Radio transceivers are devices that combine a transmitter and a receiver into a single unit, thus permitting bidirectional communications. They may be used by UAVs and unmanned vehicles to communicate with each other or with a ground control station (GCS). Control signals, telemetry, and payload data such as sensor readings and streaming video may all be transmitted or received by drone radio transceivers.
UAV transceivers may also be simple transponders, broadcasting information such as position, velocity and identification in response to receiving an interrogation signal. These transponders are used for ADS-B and drone applications such as military IFF (Identification Friend or Foe) and detect-and-avoid (DAA).
UAV radio transceivers can operate on a variety of frequencies:
- Higher frequencies can provide higher data rates, which are often needed by UAV payloads such as high-definition imaging systems, but may require direct line of sight (LOS) between transmitter and receiver.
- Lower frequencies provide better signal propagation but cannot achieve higher data rates.
- For many applications, UHF and VHF frequencies may be an acceptable compromise.
In addition to line-of-sight issues, the range of a radio transceiver may depend on the amount of RF energy that can be supplied for transmit power, as well as the gain and design of the antenna. The data rate of a drone transceiver can be improved by using multiple antennas, but may not be feasible for smaller UAVs that have a limited SWaP (size, weight and power) budget.
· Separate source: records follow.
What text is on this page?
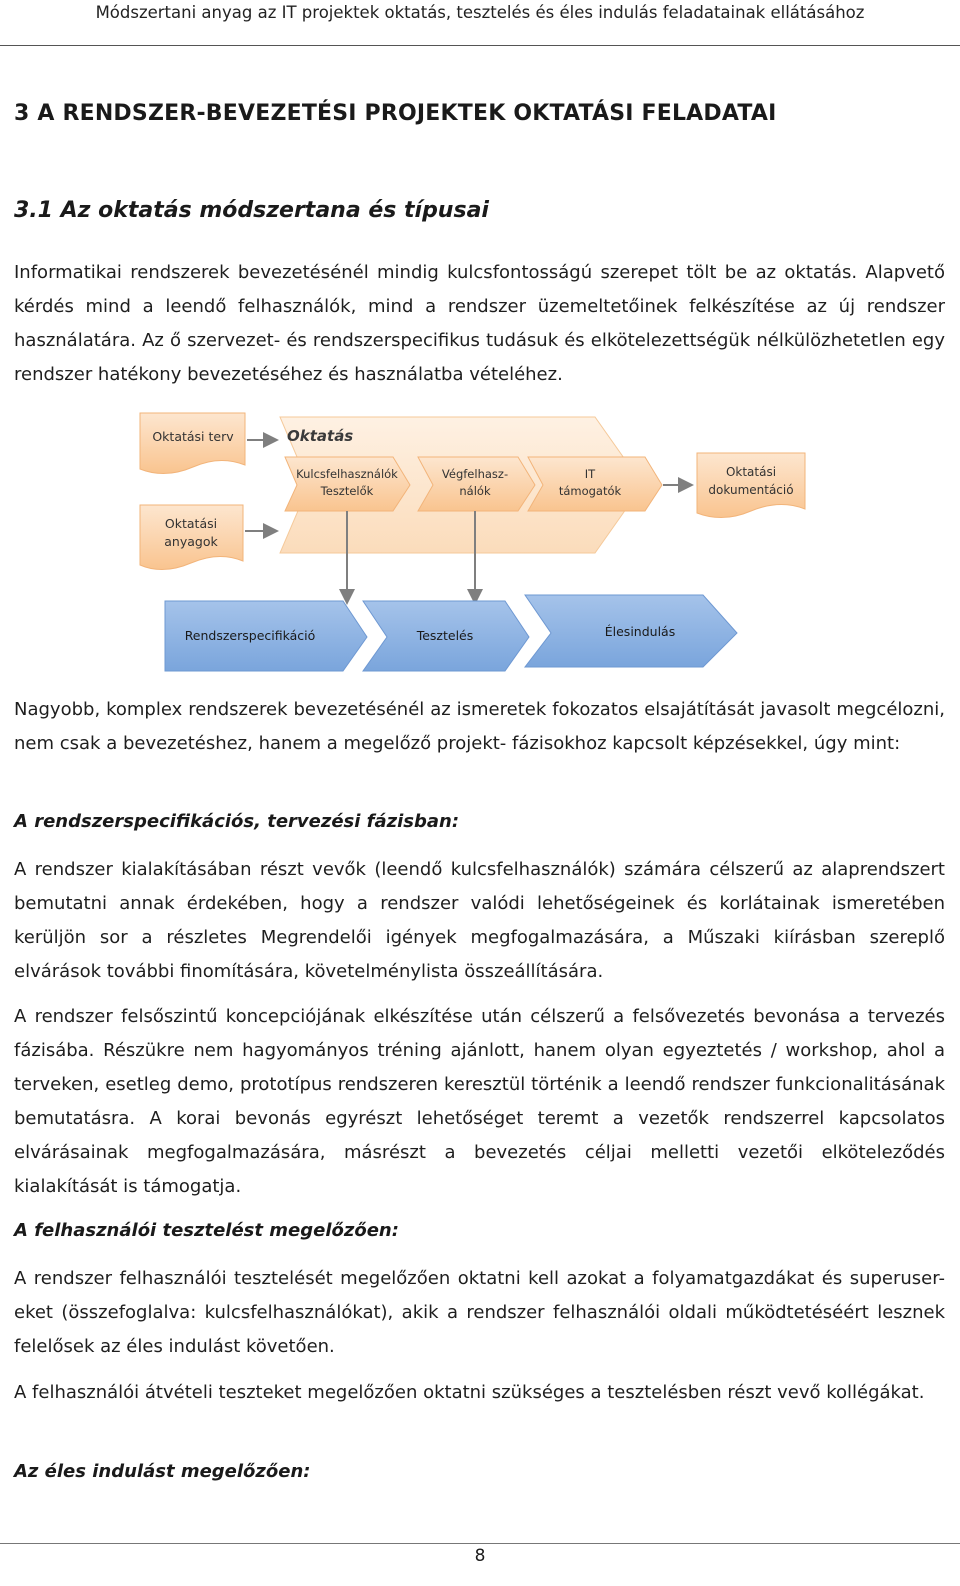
Módszertani anyag az IT projektek oktatás, tesztelés és éles indulás feladatainak ellátásához
3 A RENDSZER-BEVEZETÉSI PROJEKTEK OKTATÁSI FELADATAI
3.1 Az oktatás módszertana és típusai
Informatikai rendszerek bevezetésénél mindig kulcsfontosságú szerepet tölt be az oktatás. Alapvető kérdés mind a leendő felhasználók, mind a rendszer üzemeltetőinek felkészítése az új rendszer használatára. Az ő szervezet- és rendszerspecifikus tudásuk és elkötelezettségük nélkülözhetetlen egy rendszer hatékony bevezetéséhez és használatba vételéhez.
Oktatási terv	Oktatás
Kulcsfelhasználók
Tesztelők
Végfelhasz-
nálók
IT
támogatók
Oktatási
dokumentáció
Oktatási
anyagok
Rendszerspecifikáció	Tesztelés	Élesindulás
Nagyobb, komplex rendszerek bevezetésénél az ismeretek fokozatos elsajátítását javasolt megcélozni, nem csak a bevezetéshez, hanem a megelőző projekt- fázisokhoz kapcsolt képzésekkel, úgy mint:
A rendszerspecifikációs, tervezési fázisban:
A rendszer kialakításában részt vevők (leendő kulcsfelhasználók) számára célszerű az alaprendszert bemutatni annak érdekében, hogy a rendszer valódi lehetőségeinek és korlátainak ismeretében kerüljön sor a részletes Megrendelői igények megfogalmazására, a Műszaki kiírásban szereplő elvárások további finomítására, követelménylista összeállítására.
A rendszer felsőszintű koncepciójának elkészítése után célszerű a felsővezetés bevonása a tervezés fázisába. Részükre nem hagyományos tréning ajánlott, hanem olyan egyeztetés / workshop, ahol a terveken, esetleg demo, prototípus rendszeren keresztül történik a leendő rendszer funkcionalitásának bemutatásra. A korai bevonás egyrészt lehetőséget teremt a vezetők rendszerrel kapcsolatos elvárásainak megfogalmazására, másrészt a bevezetés céljai melletti vezetői elköteleződés kialakítását is támogatja.
A felhasználói tesztelést megelőzően:
A rendszer felhasználói tesztelését megelőzően oktatni kell azokat a folyamatgazdákat és superuser-eket (összefoglalva: kulcsfelhasználókat), akik a rendszer felhasználói oldali működtetéséért lesznek felelősek az éles indulást követően.
A felhasználói átvételi teszteket megelőzően oktatni szükséges a tesztelésben részt vevő kollégákat.
Az éles indulást megelőzően:
8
Drone radio transceivers may be software-defined, providing greater flexibility and allowing them to be quickly and easily reprogrammed over the air to meet changing communications requirements without needing to change hardware. SDRs (software defined radios) typically enable advanced networking features such as MIMO (multiple input, multiple output) and IP Mesh facilities that allow for the creation of fluid self-healing networks.